Throughout the last century, technological advancements have revolutionized the way we live. From transportation systems to the expedition of communication, these contributions have created a level of convenience and economic prosperity unknown to previous generations.
While there are marked advantages, more recent concerns regarding the externalization of environmental and social costs related to the consumption of energy needed to fuel these processes have raised questions about the sustainability of current extraction and distribution of energy systems.
Manitoba is no exception.
Despite the province’s skill for producing renewable energy, more than a billion cubic metres of non-renewable natural gas is imported into Manitoba during an average per year. Regardless of publicly funded projects such as Bipole III transmission line and the Keeyask Generating Station, climate change, impending carbon taxes and inflation mean the cost to society associated with energy use is going up.
This is especially true within the commercial sector where, according to NRCan, energy use and GHG emissions are growing fastest.
Shifting toward energy efficiency
These issues have left many commercial building owners and managers looking for creative ways to reduce energy use. This could explain the rise of successful energy efficiency building challenges, like Manitoba Race to Reduce.
Manitoba Race to Reduce involves collaboration between commercial building landlords and tenants to encourage smart energy use. The objective is to reduce participants’ energy consumption by 10 per cent over four years.
The program attempts to mitigate barriers to energy efficiency by providing participants with benchmarking data and communication tools. Its focus on changing work place behaviour over expensive capital investments also enables smaller businesses to compete successfully.
In the commercial building sector which includes both public and private institutions, the importance of energy efficiency is significant.
Public organizations face a mandate to use public funding responsibly. Any financial surplus resulting from public activities should be reinvested in some form toward the continued function and improvement of that society.
Private institutions may not have the hindrance of the taxpayer’s eye, but corporations are still subservient to shareholders and even more so to their competitors.
In both cases, the commercial sector’s public reach places it in a unique position to influence large populations in relation to energy efficiency.

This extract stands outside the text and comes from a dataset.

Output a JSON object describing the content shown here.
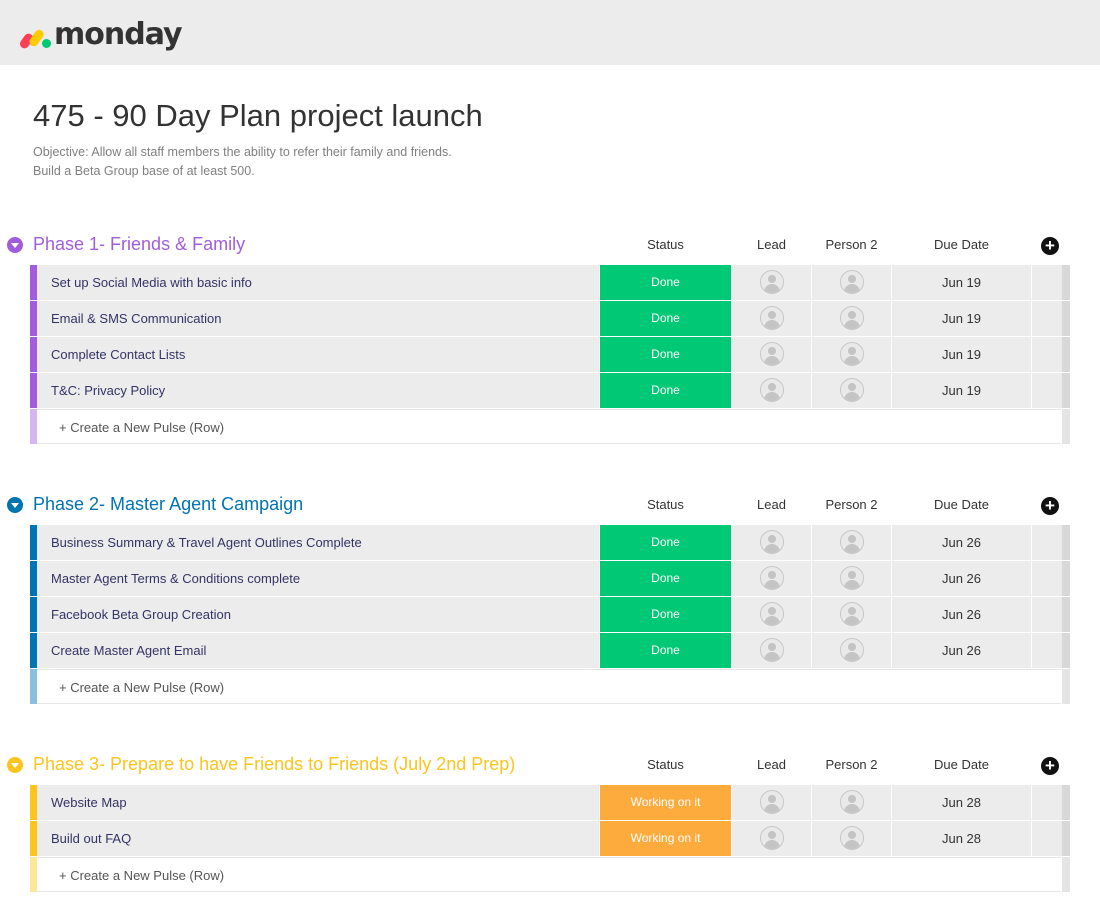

Despite this, and the well-recognized existence of technologies to improve energy efficiency, many commercial buildings still aren’t utilizing these low-risk and well-proven tools for responsible fiscal, social and environmental management.
The efficiency gap
It’s well documented that energy conservation is not only critical to mitigating the negative effects of climate change but also to saving money. However, the uptake of energy-saving upgrades, retrofits and behavioural changes in commercial buildings remains slow.
This well-studied but complex societal problem is referred to as the “efficiency gap”. The term is used to describe the difference between levels of investment in energy efficiency which appear to be cost-effective, and the (lower) levels actually occurring.
Studies on the phenomenon highlight a combination of economic, organizational and behavioural barriers as the reasons for neglecting energy efficiency within the commercial sector.
Primary barriers postulated by researchers include issues of split incentives, capital constraints and lack of information. While some of these constraints can be alleviated with appropriate policy tools, like mandated building codes and carbon taxes, a significant contributor to change requires a societal shift that starts within the sector.
Manitoba Race to Reduce breaks down barriers
Tapping into the competitive nature and public impression of commercial organizations, Manitoba Race to Reduce is modelled after a program by the same name in Toronto, implemented in 2011 by Civic Action.
Despite pressing issues plaguing Southern Ontario at the time, such as energy shortages and smog, local politicians hesitated to make any major policy changes. Recognizing the need for a creative approach to move energy efficiency forward, Civic Action worked with large-scale local commercial organizations to come up with a plan.
That plan morphed into a four-year race, aimed at reducing energy use from participating buildings by 10 per cent.
The results were a resounding success, with 69 million square feet of regional commercial office space, equal to 42 per cent of the Greater Toronto Area, collectively reducing energy use by 193 million ekWh (equivalent kilowatt hours) or 12.1 per cent. The program was the recipient of the national 2015 Clean 50 Award – Top 15.
In Manitoba, participant registration is over seven million square feet of commercial office space. The vast majority of participants are found within Winnipeg city limits – a significant percentage of participants for a city with a modest population of just over 700,000.
The program provides participants with a plan of action, a toolkit of technical advice, and case study intelligence. These resources help organizations increase awareness of their energy use, measure and monitor their energy use, and change workplace behaviours and processes to make them more energy efficient.
The ability to win awards for innovation, communication, and collaboration, and be recognized as industry leaders, boosts enthusiasm among tenants as well.
With similar grassroots initiatives being launched across the country, the value of these programs in breaking down barriers to commercial energy efficiency is being realized.
Three years remain in the Manitoba version of the race. Final results are unknown.
But, the willingness of building owners to jump onboard with the program demonstrates a need for assistance in knocking down barriers to energy efficiency and a timely recognition that change starts from within.